The last talk that I would like to discuss after attending the Elder Day Conference last week is regarding vulnerable investors. Usually, we do not think of seniors as investors and their vulnerability. However, a presentation by FAIR Canada and the Canadian Centre for Elder Law highlighted the need for the protection of older and vulnerable elders across Canada. This legislation is found in National Instrument 31-103 Registration Requirements, Exemptions and Ongoing Registrant Obligations (NI 31-103) and related changes to its companion policy. National Instrument 31-103 (NI 31-103) is engaged because investment dealers are able to notice red flags through their interactions with investors and their knowledge of investing. NI 31-103’s safeguards are a trusted contact person (tcp) and temporary holds. The tcp places an obligation on dealers also known as registrants to obtain information from individual clients regarding trusted contact persons. Depending on the situation, trusted contact persons may need to provide written consent in specific circumstances. The circumstances in which the tcp would be engaged are: when a dealer had concerns regarding the potential exploitation of elder vulnerable clients or in situations where there is concern regarding the client’s mental capacity to act. Please note tcp does not have to be notified when clients open an account. It is expected that deals will contact and update tcp as needed throughout the client relationship. This is an added provision to protect vulnerable clients.

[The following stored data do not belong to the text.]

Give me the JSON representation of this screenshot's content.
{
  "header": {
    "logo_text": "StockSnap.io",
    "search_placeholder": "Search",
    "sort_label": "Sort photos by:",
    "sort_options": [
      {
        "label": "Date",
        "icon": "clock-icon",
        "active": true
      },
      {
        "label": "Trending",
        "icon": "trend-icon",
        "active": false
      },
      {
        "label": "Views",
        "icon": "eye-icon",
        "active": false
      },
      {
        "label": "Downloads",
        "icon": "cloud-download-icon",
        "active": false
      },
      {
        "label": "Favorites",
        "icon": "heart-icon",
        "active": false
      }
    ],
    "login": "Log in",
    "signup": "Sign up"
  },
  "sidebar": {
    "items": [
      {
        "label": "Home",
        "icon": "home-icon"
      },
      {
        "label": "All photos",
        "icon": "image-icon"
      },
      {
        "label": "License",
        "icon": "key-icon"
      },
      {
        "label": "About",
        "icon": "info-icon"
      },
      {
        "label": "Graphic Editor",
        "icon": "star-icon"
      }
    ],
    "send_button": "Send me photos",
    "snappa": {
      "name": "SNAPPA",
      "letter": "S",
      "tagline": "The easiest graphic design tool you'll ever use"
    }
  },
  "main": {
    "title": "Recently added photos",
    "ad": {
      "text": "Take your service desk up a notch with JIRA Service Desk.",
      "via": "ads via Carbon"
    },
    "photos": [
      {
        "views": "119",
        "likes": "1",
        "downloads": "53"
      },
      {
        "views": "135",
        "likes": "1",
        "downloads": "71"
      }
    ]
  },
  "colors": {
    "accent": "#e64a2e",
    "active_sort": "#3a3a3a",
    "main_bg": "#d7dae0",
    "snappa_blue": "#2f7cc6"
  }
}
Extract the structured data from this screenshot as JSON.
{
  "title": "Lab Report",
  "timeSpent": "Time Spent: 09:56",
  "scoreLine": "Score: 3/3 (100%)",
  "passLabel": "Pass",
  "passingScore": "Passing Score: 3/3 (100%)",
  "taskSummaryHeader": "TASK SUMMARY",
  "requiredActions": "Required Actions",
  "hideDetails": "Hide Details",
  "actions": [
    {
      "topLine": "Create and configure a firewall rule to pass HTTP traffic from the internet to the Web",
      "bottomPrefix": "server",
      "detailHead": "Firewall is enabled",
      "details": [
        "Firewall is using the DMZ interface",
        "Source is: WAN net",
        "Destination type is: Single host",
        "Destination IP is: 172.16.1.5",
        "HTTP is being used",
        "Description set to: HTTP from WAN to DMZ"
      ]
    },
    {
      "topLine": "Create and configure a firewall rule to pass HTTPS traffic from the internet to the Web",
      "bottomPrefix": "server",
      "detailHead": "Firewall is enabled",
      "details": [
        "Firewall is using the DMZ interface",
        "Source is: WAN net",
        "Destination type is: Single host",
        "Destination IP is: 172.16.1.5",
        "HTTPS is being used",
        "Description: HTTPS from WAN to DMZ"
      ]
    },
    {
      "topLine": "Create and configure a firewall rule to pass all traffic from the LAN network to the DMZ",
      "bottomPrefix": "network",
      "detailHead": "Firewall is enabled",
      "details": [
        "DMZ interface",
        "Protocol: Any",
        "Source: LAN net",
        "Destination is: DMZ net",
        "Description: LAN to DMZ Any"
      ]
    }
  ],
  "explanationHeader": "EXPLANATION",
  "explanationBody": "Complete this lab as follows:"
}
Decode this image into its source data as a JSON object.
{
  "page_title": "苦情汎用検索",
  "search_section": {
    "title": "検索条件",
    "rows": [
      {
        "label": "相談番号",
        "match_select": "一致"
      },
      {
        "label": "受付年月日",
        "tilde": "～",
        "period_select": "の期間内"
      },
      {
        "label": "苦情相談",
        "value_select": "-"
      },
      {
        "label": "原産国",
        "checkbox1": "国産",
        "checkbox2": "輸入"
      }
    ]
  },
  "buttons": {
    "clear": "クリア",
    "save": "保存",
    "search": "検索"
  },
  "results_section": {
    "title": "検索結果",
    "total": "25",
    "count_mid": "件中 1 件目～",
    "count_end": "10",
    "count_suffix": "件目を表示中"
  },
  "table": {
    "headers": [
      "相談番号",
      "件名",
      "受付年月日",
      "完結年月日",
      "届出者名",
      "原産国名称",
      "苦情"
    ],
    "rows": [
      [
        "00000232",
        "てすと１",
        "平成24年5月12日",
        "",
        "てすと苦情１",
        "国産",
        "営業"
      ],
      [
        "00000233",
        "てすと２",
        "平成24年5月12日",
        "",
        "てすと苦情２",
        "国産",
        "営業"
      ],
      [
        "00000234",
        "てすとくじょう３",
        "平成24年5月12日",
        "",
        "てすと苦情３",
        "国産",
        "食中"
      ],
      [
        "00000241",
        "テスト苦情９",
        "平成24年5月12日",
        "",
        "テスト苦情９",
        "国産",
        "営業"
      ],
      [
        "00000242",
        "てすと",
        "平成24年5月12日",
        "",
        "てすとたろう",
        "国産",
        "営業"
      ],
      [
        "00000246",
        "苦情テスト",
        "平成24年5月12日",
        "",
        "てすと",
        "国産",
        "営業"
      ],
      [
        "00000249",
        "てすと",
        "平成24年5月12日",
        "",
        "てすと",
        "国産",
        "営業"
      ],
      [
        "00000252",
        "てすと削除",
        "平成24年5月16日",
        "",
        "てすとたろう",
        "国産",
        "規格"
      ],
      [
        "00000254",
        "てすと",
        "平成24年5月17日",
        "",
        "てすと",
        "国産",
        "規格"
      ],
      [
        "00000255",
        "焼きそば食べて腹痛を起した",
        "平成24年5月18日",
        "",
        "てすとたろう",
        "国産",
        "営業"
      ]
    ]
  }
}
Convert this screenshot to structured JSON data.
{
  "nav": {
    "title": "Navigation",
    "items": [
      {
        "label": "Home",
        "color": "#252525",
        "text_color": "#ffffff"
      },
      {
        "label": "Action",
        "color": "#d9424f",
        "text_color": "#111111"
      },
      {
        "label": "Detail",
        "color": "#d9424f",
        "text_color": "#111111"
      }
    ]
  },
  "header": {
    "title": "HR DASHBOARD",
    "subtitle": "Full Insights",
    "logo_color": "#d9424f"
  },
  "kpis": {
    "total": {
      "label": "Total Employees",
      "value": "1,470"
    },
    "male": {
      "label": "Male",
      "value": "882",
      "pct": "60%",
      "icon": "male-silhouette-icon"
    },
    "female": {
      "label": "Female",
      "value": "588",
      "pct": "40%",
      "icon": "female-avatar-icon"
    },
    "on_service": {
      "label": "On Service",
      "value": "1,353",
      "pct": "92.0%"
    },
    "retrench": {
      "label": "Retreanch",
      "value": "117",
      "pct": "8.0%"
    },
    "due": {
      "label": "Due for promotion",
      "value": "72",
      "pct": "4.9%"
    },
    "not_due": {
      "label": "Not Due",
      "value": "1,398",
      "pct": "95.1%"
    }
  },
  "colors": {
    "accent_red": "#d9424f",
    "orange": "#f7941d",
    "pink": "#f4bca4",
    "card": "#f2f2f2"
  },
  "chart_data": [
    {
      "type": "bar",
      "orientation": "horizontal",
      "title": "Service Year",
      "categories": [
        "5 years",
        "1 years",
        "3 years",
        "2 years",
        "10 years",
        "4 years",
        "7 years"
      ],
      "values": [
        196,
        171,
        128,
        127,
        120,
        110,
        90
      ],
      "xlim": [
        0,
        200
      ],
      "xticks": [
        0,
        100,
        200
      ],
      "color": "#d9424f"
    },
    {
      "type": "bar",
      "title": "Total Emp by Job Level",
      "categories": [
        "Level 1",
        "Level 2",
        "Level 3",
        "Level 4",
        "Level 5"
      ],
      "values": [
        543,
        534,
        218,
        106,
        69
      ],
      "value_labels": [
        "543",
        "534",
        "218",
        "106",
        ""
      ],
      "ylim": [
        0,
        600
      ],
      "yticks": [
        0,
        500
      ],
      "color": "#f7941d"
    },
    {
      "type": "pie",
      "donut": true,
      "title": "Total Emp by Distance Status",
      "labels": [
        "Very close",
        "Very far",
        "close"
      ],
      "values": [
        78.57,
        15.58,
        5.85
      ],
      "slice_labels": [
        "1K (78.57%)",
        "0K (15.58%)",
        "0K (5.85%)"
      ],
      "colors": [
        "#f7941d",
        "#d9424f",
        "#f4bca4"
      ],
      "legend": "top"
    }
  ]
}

The second component is placing a temporary hold which creates a regulatory framework and creates a hold temporarily on transactions, withdrawals or transfers of investment accounts. Please note this does not involve banking or other types of bank accounts. This hold can only be placed unless there is a reasonable belief of financial exploitation of older vulnerable clients or where there is a concern regarding clients’ mental capacity in making financial decisions. This is a 30-day hold and after this time, the hold is either revoked or reasons to continue will be explained to the client. This should not be considered a safe harbour.
These safeguards provided protection to clients against situations where they may be taken advantage of or no longer have the capacity to act. These amendments were introduced by the Canadian Securities Administrators. Each province and territory across Canada and this legislation came into effect on December 21, 2022.
We will be following along with the progress of this legislation and if any further amendments are made to the legislation.